Социальное неравенство: несколько слов о классовой структуре
Большинство исследователей – как в прошлом, так и сегодня – полагают, что основой социального (и, в особенности, имущественного, или материального) неравенства выступает классовая структура общества, постоянно воспроизводящаяся и «приписывающая» того или иного человека к исполнению определенного набора социальных функций. Принято считать, что именно деление людей на классы обусловливает несправедливое распределение общественного богатства. Именно поэтому основная часть социальных утопий рисует «справедливое общество» в виде такого, где отсутствует классовое или сословное деление; особенно в этом преуспели классики марксизма, сформулировавшие для обоснования бесклассового характера будущего общества теорию, разделяющую всю историю на «архаический», «экономический» и «коммунистический» периоды – так называемые «общественные формации».[7]7
Подробнее см.: Иноземцев Владислав. Экономическая общественная формация: границы понятия и значение теории. ПОЛИС. Политические исследования, 1991, № 4, с. 35–46; Иноземцев Владислав. К теории постэкономической общественной формации, Москва: Таурус, Век, 1995, с. 113–137; Иноземцев Владислав. За пределами экономического общества. Постиндустриальные теории и постэкономические тенденции в современном мире, Москва: Academia, Наука, 1998.
[Закрыть]
Предполагалось, что общественные классы стали возникать в тот период, когда начались ослабление и распад связей внутри соседской общины – последней из форм бесклассового общества. С появлением избытка продуктов равное распределение – в лучшем случае учитывавшее физические особенности отдельных членов общины – стало анахронизмом, и изъятие непропорционально большой части благ в пользу некоей группы перестало угрожать выживанию общности как целого. Однако это не было связано с контролем над «средствами производства», о котором К. Маркс, а затем и его последователи говорили как об основном признаке класса. Более верным представляется мнение М. Вебера, который, возражая К. Марксу, отмечал, что главным критерием класса следует считать оформившийся хозяйственный интерес его представителей, а не наличие или отсутствие института собственности на средства производства.[8]8
См.: Weber Max. Economy and Society, London: Routledge, 1970, vol. 1, p. 183.

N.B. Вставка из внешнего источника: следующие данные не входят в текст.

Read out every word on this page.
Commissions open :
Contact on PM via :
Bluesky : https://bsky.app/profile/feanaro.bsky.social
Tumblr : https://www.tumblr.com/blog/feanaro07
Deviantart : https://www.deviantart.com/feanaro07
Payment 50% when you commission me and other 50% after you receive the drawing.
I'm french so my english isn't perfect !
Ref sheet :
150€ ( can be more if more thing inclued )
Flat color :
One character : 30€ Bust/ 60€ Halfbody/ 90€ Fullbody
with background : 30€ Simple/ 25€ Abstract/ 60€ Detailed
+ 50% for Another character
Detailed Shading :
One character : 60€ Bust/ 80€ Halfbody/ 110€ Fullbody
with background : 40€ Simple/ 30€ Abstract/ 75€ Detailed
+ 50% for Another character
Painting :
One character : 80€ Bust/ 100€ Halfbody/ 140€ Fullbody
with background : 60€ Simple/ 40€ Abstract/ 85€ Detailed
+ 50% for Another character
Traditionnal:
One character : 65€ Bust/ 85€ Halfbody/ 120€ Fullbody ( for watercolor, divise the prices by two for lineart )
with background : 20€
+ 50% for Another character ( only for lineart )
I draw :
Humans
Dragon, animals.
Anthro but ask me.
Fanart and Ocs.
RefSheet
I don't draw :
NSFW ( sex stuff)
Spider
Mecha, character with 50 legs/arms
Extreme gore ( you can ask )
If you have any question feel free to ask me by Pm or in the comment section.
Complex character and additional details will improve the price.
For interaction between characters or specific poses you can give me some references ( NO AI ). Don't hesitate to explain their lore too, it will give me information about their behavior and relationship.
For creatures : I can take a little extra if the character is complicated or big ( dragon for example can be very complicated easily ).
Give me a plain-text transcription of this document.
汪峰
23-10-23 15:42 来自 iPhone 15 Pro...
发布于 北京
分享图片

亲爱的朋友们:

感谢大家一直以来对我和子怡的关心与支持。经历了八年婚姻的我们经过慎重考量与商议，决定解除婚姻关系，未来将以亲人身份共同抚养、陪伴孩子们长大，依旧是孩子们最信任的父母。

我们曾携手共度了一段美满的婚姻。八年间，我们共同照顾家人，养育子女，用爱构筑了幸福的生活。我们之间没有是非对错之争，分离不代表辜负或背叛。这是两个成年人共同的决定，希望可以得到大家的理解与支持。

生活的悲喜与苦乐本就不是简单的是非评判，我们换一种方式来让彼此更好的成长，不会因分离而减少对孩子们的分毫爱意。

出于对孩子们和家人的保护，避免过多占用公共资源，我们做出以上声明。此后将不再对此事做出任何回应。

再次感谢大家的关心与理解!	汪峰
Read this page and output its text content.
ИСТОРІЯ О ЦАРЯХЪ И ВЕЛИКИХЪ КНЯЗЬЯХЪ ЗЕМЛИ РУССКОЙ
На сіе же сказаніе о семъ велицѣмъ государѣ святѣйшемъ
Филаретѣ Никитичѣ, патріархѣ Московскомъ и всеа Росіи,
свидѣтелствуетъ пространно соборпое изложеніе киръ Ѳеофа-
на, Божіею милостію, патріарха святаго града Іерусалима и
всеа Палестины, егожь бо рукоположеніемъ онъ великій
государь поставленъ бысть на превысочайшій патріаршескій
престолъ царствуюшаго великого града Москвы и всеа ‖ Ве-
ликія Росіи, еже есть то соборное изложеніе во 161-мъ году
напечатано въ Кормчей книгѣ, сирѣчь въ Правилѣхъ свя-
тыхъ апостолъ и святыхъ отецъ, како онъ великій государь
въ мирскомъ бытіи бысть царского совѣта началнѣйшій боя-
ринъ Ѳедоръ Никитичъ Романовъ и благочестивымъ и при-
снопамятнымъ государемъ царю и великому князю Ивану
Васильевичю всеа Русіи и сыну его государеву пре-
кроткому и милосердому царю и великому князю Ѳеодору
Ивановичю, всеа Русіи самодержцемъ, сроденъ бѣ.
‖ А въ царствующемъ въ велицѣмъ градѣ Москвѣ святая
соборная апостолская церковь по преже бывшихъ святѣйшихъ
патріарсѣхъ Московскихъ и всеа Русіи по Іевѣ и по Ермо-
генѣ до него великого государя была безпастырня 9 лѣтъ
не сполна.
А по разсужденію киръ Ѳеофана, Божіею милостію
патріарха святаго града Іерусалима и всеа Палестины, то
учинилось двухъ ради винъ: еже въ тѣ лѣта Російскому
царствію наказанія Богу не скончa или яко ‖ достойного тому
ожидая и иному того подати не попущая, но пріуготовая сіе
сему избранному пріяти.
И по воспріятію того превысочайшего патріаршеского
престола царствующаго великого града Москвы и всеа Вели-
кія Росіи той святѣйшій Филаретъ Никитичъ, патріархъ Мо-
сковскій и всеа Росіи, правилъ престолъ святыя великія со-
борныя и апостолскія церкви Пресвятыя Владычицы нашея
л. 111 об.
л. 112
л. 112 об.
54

[Закрыть] Интерес этот по необходимости формировался вокруг обладания неким ресурсом или некоей привилегией, которое объединяло представителей доминирующего класса и противопоставляло их остальным членам общества. Характер данного ресурса мог сильно различаться – от предполагаемой близости к «высшим силам», легитимизировавшей жреческое сословие в обществах Древнего Востока, до военной силы, находившейся под управлением военной аристократии римского типа. Неоспоримым выступало только наличие этого ресурса – и контроля над ним.
Этот тезис легко проиллюстрировать кратким обзором различных типов классовых обществ, которые сменяли друг друга в предшествующие исторические периоды.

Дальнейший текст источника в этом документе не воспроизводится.